Comment 21 by Shubair posted on 8/15/2016 at 9:04 PM

Solved :-)
By using cordova.InAppBrowser.open

Comment 22 (In reply to #21) by Raymond Camden posted on 8/16/2016 at 3:33 PM

Thanks for sharing your fix!

Comment 23 by Durga Prasad posted on 8/27/2016 at 11:48 AM

I am getting this error with cordova 6.2.0.Can anyone please help

TypeError: undefined is not an object (evaluating 'a.event.props.concat')
(anonymous function) — jquery.mobile-1.4.5.min.js:1104:294
(anonymous function) — jquery.mobile-1.4.5.min.js:1121
(anonymous function) — jquery.mobile-1.4.5.min.js:6
global code — jquery.mobile-1.4.5.min.js:7

Thanks.

Comment 24 (In reply to #23) by Raymond Camden posted on 8/27/2016 at 1:27 PM

This question is not on topic for this blog post. Please post this to StackOverflow and use the Cordova tag.

Comment 25 by Sandra posted on 5/11/2020 at 9:47 AM

Hey, finding this years later - thanks for an awesome write up!

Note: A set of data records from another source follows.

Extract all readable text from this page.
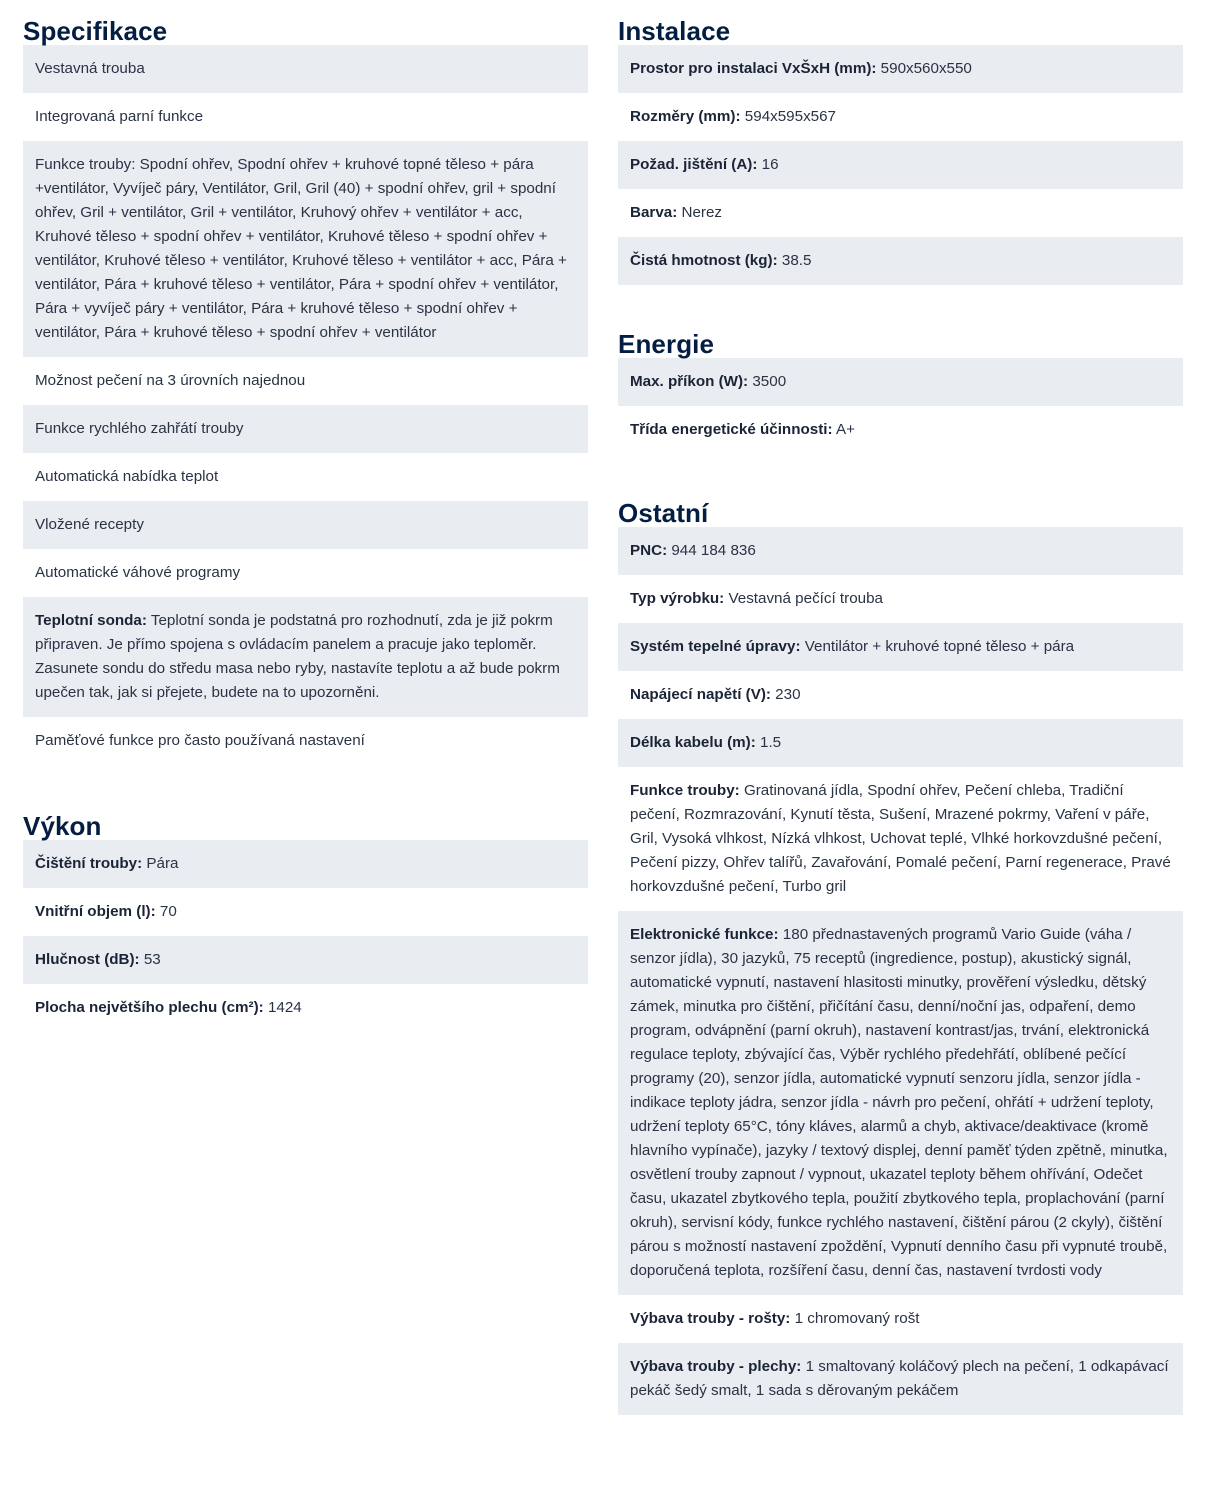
Specifikace
Vestavná trouba
Integrovaná parní funkce
Funkce trouby: Spodní ohřev, Spodní ohřev + kruhové topné těleso + pára +ventilátor, Vyvíječ páry, Ventilátor, Gril, Gril (40) + spodní ohřev, gril + spodní ohřev, Gril + ventilátor, Gril + ventilátor, Kruhový ohřev + ventilátor + acc, Kruhové těleso + spodní ohřev + ventilátor, Kruhové těleso + spodní ohřev + ventilátor, Kruhové těleso + ventilátor, Kruhové těleso + ventilátor + acc, Pára + ventilátor, Pára + kruhové těleso + ventilátor, Pára + spodní ohřev + ventilátor, Pára + vyvíječ páry + ventilátor, Pára + kruhové těleso + spodní ohřev + ventilátor, Pára + kruhové těleso + spodní ohřev + ventilátor
Možnost pečení na 3 úrovních najednou
Funkce rychlého zahřátí trouby
Automatická nabídka teplot
Vložené recepty
Automatické váhové programy
Teplotní sonda: Teplotní sonda je podstatná pro rozhodnutí, zda je již pokrm připraven. Je přímo spojena s ovládacím panelem a pracuje jako teploměr. Zasunete sondu do středu masa nebo ryby, nastavíte teplotu a až bude pokrm upečen tak, jak si přejete, budete na to upozorněni.
Paměťové funkce pro často používaná nastavení
Výkon
Čištění trouby: Pára
Vnitřní objem (l): 70
Hlučnost (dB): 53
Plocha největšího plechu (cm²): 1424
Instalace
Prostor pro instalaci VxŠxH (mm): 590x560x550
Rozměry (mm): 594x595x567
Požad. jištění (A): 16
Barva: Nerez
Čistá hmotnost (kg): 38.5
Energie
Max. příkon (W): 3500
Třída energetické účinnosti: A+
Ostatní
PNC: 944 184 836
Typ výrobku: Vestavná pečící trouba
Systém tepelné úpravy: Ventilátor + kruhové topné těleso + pára
Napájecí napětí (V): 230
Délka kabelu (m): 1.5
Funkce trouby: Gratinovaná jídla, Spodní ohřev, Pečení chleba, Tradiční pečení, Rozmrazování, Kynutí těsta, Sušení, Mrazené pokrmy, Vaření v páře, Gril, Vysoká vlhkost, Nízká vlhkost, Uchovat teplé, Vlhké horkovzdušné pečení, Pečení pizzy, Ohřev talířů, Zavařování, Pomalé pečení, Parní regenerace, Pravé horkovzdušné pečení, Turbo gril
Elektronické funkce: 180 přednastavených programů Vario Guide (váha / senzor jídla), 30 jazyků, 75 receptů (ingredience, postup), akustický signál, automatické vypnutí, nastavení hlasitosti minutky, prověření výsledku, dětský zámek, minutka pro čištění, přičítání času, denní/noční jas, odpaření, demo program, odvápnění (parní okruh), nastavení kontrast/jas, trvání, elektronická regulace teploty, zbývající čas, Výběr rychlého předehřátí, oblíbené pečící programy (20), senzor jídla, automatické vypnutí senzoru jídla, senzor jídla - indikace teploty jádra, senzor jídla - návrh pro pečení, ohřátí + udržení teploty, udržení teploty 65°C, tóny kláves, alarmů a chyb, aktivace/deaktivace (kromě hlavního vypínače), jazyky / textový displej, denní paměť týden zpětně, minutka, osvětlení trouby zapnout / vypnout, ukazatel teploty během ohřívání, Odečet času, ukazatel zbytkového tepla, použití zbytkového tepla, proplachování (parní okruh), servisní kódy, funkce rychlého nastavení, čištění párou (2 ckyly), čištění párou s možností nastavení zpoždění, Vypnutí denního času při vypnuté troubě, doporučená teplota, rozšíření času, denní čas, nastavení tvrdosti vody
Výbava trouby - rošty: 1 chromovaný rošt
Výbava trouby - plechy: 1 smaltovaný koláčový plech na pečení, 1 odkapávací pekáč šedý smalt, 1 sada s děrovaným pekáčem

I spotted a formatting issue - you probably want some css like code { white-space: pre; } to make sure the split lines in the "separated by semi colons" code block display as intended.

Enjoy the summer (:

Comment 26 (In reply to #25) by Raymond Camden posted on 5/11/2020 at 1:48 PM

I've changed code formatters a few times over the life time of the blog. I'll see about updating this post.